Perhaps this is a matter of individual taste or just a matter of accident. And in nature accidents do occur all the time. But again, this building remains too controlled to be considered natural.
If I was a fish swimming by in the lake or a deer which has just come out of the nearby forest to drink water from the lake I would be cautious and perhaps discouraged, as I would notice lines that are too straight, form that is too sharp and tones that are too heavy.
On the other hand, if I was a person visiting this place I would find a unique sense of space and perhaps this would appeal to me more. I would not go there to educate myself on wildlife and nature, but to experience a unique architectural installation which is contrasting nature and perhaps by that it would be possible to distinguish between the two contrasts.

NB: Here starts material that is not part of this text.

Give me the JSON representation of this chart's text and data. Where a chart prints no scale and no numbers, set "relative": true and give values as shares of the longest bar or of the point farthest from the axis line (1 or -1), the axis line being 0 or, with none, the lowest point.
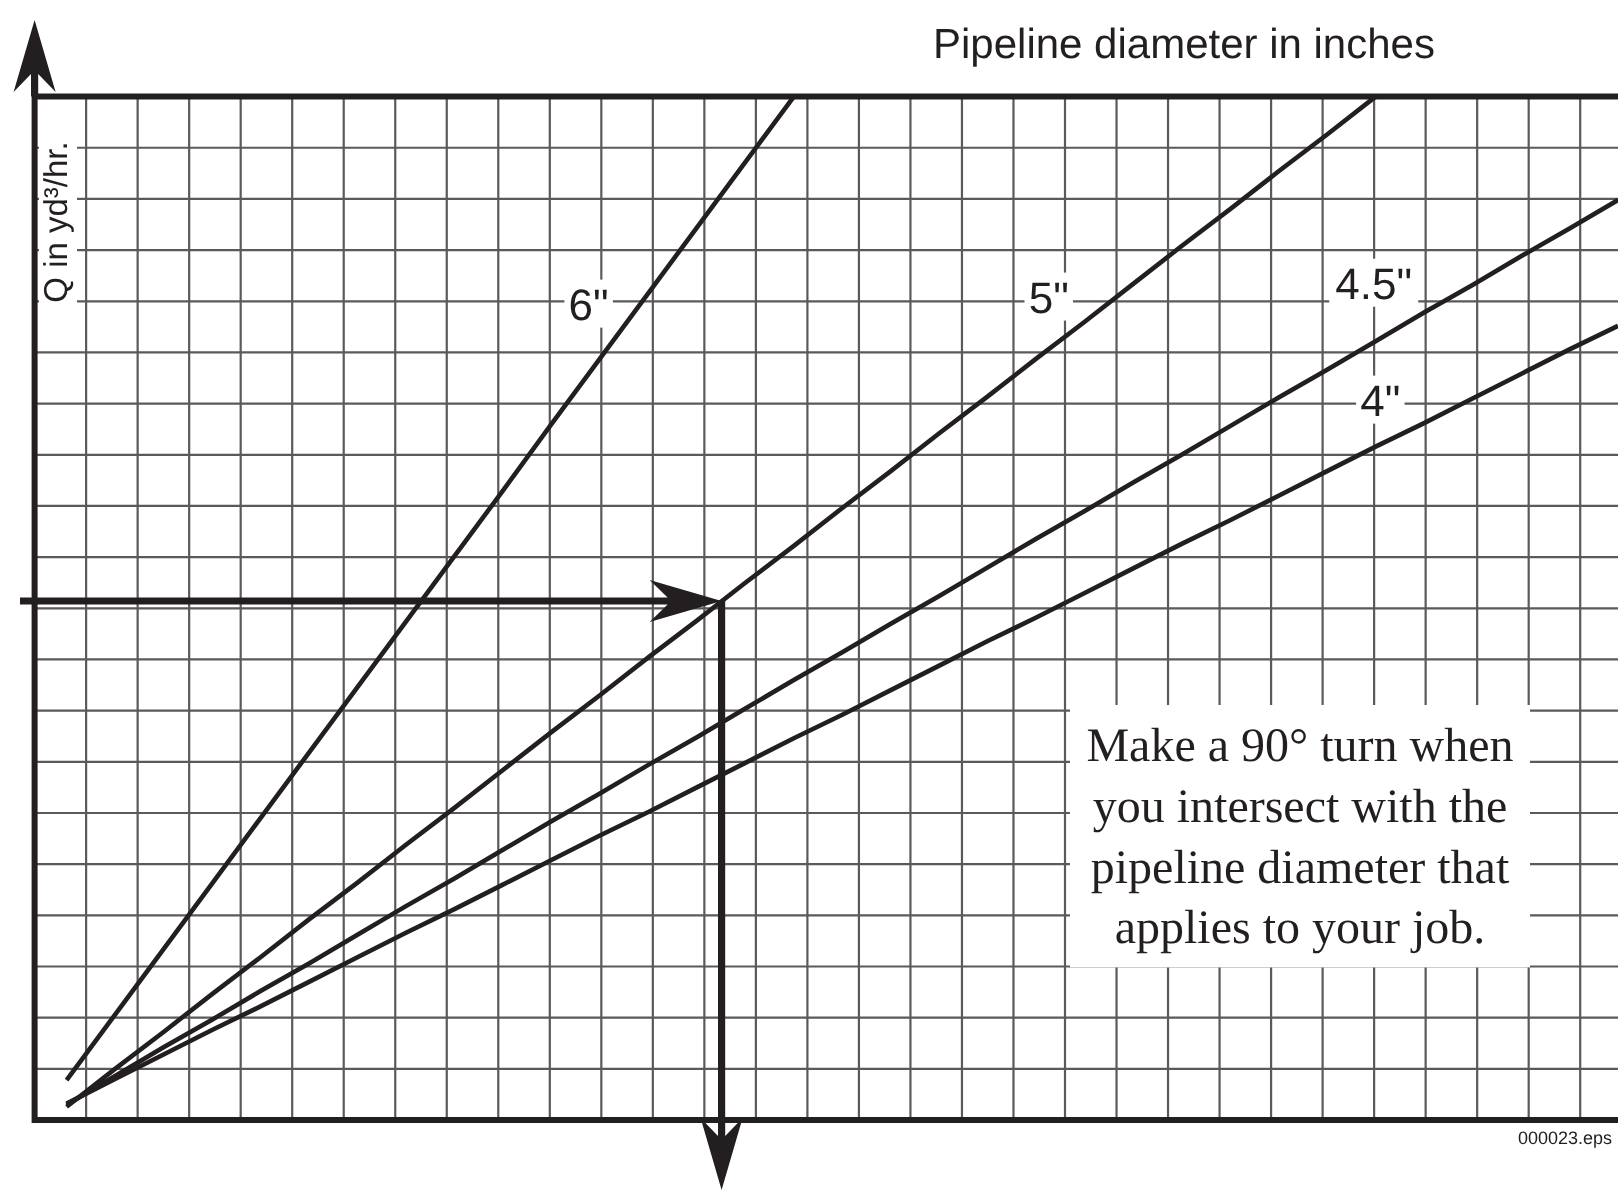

Therefore was the intention of the designer to bring out the nature of this location through an alien device?
Either way, this building provokes a series of questions concerning the choices designers sometimes make when putting nature and personal taste onto a priority list. Which one comes first? The building provokes me to believe that it was not only fabricated off-site but also designed in an office – far away from the habitat onto which it was dropped.
I personally think that this education centre does its job but neglects to take into account the existing life within this habitat and could have done better.
Adam Smith’s verdict:
This building’s quirky but simple form allows for surface texture and materiality to come to the fore.
The prefabricated timber and insulation panels are appropriate for the scale of building and are a highly sustainable solution.
The architects’ sectional sketches of the building nestled in the landscape are fairly seductive.
The plans on the other hand appear to have a few too many acute angles: one feels that they could have used more subtle tectonic decisions, and still achieved the asymetric feel they were looking for
Postscript
Igor Barteczko is a final year architecture student at Nottingham Trent University and Adam Smith is an architecture student at the Royal College of Art in London.